African Journal of
Agricultural Research

  • Abbreviation: Afr. J. Agric. Res.
  • Language: English
  • ISSN: 1991-637X
  • DOI: 10.5897/AJAR
  • Start Year: 2006
  • Published Articles: 6860

Full Length Research Paper

Micro-level determinants of woodland conversion to arable lands and implications for policy in Eastern Nigeria: A Factor-Factor Analysis

  Ben Odoemena1*, Eric Eboh2, Paul Okoli3, Geraldine Uguwonnah2, Damian Ihedioha5, Augustine Okoruwa6 and Francis Odo2        
  1Projects Coordination Unit, Enugu Regional Office, Federal Ministry of Agriculture, Enugu, Nigeria. 2University of Nigeria, Nsukka, Enugu State, Nigeria. 3Anambra State University, Ihiala, Nigeria. 5International Institute of Tropical Agriculture, P. M. B 5320, Oyo Road, Ibadan, Nigeria. 6UAC of Nigeria Plc, Lagos, Nigeria.
Email: [email protected]

  •  Accepted: 22 June 2010
  •  Published: 18 September 2010

Abstract

 

The study empirically examined the micro-level determinants of woodland conversion to arable lands in the Sub-Saharan Region of Africa, taking Eastern Nigeria as an example. This is informed by the increasing effect of land-use change in recent time. The study was based on a sample size of 291 farmers from Enugu State, Nigeria. Three sets of micro-level factors (farmers’ agent action/practices; farmers’ decision factors/characteristics; and institutional parameters) were examined. Specifically, land access, credit access, market access, technology access, tenure regime, leadership status, and membership of farmer groups, were the institutional parameters examined.
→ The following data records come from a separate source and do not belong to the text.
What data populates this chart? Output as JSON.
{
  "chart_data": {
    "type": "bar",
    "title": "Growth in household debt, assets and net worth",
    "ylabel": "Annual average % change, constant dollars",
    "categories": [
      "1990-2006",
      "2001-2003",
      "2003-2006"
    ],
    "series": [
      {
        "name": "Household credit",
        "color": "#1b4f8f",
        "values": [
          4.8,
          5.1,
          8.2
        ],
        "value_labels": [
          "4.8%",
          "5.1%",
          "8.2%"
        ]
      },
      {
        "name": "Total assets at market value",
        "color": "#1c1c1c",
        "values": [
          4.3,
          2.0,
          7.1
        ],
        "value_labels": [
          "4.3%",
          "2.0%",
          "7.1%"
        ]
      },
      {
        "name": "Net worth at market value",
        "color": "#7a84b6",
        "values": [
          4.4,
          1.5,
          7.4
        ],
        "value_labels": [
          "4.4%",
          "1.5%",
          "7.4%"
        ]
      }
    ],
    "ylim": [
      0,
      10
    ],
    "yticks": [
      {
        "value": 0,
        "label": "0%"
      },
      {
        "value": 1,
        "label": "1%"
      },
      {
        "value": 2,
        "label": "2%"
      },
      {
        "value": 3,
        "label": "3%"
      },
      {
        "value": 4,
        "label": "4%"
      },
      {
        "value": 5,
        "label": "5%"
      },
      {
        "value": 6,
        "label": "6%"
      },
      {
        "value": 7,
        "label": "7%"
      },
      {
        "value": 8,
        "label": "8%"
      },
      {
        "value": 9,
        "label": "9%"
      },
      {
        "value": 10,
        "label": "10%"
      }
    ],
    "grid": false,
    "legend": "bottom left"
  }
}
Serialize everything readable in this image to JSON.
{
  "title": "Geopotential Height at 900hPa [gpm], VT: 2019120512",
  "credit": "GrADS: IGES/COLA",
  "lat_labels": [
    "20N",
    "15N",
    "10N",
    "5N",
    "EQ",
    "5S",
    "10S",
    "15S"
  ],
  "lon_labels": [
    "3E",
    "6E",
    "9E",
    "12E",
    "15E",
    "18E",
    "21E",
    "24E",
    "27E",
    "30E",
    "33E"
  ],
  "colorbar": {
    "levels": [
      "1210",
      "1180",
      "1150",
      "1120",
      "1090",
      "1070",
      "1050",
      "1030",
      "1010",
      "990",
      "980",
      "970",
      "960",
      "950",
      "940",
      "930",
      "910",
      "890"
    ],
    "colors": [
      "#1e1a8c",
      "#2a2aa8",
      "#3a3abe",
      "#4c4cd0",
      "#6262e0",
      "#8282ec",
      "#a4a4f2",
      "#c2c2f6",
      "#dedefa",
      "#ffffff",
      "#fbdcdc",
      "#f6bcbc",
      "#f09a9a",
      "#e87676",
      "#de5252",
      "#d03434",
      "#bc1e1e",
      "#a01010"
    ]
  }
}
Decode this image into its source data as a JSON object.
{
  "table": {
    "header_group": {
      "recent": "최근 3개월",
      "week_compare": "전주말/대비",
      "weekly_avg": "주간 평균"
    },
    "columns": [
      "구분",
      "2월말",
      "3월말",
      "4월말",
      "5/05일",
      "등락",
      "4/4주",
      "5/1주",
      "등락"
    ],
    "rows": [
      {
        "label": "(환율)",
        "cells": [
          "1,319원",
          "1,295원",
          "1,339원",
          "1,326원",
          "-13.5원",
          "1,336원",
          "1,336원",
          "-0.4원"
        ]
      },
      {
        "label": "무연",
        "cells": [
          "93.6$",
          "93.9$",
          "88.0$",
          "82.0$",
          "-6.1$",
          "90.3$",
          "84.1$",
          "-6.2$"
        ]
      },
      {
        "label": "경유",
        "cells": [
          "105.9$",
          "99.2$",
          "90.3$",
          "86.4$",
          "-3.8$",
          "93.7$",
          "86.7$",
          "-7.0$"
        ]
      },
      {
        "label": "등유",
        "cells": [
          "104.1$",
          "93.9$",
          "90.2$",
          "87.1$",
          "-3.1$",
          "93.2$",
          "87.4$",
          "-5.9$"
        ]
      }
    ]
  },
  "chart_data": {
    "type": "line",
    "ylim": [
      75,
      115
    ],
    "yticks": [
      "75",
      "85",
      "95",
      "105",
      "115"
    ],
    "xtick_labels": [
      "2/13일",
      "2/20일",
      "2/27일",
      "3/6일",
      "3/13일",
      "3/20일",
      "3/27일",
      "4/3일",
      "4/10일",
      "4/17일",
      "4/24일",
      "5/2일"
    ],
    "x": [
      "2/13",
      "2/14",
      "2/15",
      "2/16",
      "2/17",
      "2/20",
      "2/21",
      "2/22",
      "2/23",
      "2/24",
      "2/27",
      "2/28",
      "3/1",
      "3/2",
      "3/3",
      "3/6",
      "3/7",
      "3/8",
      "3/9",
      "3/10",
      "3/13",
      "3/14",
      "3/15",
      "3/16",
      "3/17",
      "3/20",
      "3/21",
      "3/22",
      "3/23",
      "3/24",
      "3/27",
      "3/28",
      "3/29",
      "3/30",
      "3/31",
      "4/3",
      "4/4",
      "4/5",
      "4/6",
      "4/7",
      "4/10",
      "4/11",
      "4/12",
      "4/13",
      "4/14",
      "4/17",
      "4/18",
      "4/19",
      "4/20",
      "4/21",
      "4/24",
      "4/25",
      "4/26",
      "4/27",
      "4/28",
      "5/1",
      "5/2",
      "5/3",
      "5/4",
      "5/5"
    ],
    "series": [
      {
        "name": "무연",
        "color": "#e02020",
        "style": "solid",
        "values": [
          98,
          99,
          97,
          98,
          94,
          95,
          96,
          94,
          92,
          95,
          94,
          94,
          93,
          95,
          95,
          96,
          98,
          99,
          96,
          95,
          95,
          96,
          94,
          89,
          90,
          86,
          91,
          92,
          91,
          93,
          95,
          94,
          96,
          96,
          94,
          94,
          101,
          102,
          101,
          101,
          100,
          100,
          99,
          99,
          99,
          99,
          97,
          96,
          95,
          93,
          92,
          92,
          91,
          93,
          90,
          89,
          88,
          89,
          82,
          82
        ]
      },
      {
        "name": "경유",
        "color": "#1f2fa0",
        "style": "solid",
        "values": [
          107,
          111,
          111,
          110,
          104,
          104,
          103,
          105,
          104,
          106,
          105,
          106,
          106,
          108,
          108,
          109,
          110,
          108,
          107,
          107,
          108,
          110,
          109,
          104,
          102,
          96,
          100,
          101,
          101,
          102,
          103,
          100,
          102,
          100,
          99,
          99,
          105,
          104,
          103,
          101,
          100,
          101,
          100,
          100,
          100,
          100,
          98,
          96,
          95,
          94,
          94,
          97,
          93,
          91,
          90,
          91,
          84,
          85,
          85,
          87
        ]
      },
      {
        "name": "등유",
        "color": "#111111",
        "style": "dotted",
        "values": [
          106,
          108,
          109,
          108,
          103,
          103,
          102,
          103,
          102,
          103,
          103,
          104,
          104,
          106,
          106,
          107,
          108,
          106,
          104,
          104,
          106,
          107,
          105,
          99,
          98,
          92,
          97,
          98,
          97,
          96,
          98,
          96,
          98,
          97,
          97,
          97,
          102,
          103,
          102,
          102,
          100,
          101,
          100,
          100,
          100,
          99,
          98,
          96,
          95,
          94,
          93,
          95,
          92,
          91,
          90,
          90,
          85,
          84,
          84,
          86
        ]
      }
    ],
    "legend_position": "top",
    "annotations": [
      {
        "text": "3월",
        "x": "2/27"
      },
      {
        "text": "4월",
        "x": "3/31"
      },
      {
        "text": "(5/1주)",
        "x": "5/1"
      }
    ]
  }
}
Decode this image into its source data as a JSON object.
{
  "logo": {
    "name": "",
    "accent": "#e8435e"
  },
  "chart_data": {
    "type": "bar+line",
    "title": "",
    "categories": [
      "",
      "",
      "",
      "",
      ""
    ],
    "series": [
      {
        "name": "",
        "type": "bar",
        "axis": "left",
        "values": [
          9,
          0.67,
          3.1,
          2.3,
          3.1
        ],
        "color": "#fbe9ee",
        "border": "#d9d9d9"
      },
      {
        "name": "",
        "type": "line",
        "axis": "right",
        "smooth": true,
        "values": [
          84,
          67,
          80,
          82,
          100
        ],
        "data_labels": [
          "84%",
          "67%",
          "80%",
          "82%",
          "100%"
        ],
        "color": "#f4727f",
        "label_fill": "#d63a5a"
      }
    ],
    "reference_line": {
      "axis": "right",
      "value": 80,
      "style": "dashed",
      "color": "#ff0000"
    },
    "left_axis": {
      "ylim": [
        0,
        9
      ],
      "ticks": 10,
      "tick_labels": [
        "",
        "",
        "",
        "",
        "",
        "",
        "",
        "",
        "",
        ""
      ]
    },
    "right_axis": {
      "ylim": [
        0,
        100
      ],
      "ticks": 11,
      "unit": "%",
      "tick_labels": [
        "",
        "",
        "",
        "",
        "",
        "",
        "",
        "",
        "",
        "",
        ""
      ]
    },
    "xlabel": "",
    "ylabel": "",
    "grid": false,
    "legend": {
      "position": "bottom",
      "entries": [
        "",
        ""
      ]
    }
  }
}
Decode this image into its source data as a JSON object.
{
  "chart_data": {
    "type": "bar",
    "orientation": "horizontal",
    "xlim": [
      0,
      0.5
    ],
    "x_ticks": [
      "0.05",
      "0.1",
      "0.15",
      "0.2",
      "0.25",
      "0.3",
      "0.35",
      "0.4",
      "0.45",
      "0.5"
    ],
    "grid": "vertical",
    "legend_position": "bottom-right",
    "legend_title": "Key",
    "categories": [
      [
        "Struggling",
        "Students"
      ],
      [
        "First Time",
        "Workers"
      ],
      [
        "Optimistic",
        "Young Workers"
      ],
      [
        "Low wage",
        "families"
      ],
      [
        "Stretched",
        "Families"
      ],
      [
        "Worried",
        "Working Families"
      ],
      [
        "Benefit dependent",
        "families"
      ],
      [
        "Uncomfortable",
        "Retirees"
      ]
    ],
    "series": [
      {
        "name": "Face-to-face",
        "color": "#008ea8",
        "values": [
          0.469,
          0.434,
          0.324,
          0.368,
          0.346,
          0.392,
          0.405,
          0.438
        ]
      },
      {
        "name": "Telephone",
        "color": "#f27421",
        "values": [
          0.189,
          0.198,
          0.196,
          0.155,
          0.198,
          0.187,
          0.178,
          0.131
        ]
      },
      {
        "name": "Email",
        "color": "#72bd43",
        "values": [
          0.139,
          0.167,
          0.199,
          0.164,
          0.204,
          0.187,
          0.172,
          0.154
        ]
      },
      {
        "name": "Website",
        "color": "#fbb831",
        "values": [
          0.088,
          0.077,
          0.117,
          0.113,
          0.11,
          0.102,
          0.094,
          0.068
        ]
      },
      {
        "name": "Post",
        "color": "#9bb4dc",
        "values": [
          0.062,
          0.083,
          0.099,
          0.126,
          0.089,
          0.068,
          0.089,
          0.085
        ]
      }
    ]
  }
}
Farmers’ background, preferences and resources such as land per capita, woodland dependency for livelihood, off-farm employment, fallow period, farming experience, educational background, farm holding/size, economic orientation and age were the farmers’ decision parameters examined. Using the Kaiser or Eigen value criterion, the analysis produced seven principal components (PCs) and non-zero loadings on each PC. The result indicated that the highest subsumed indicants with their respective factor loadings are conservation technology (67%), education (84%), woodland/forest dependency for income (37%), membership of rural group (31%), dependency on fuelwood for domestic energy (38%), economic orientation of the people (24%) and credit access (31%) for PC1, PC2, PC3, PC4, PC5, PC6 and PC7 respectively. This implies that, 84% of the illiteracy (education) is associated with the variances of the hypothesised set of common factors for PC2. The findings indicated that policies that could improve economic status of the rural communities will positively affect adoption of improved technology, and access to yield enhancing technologies that will certainly reduce interference on forest or woodland.

 

Key words: Factor-factor analysis, woodland conversion determinants, forest conversion, land-use change, arable cropping, principal component extraction, farmers’ characteristics, institutional parameter.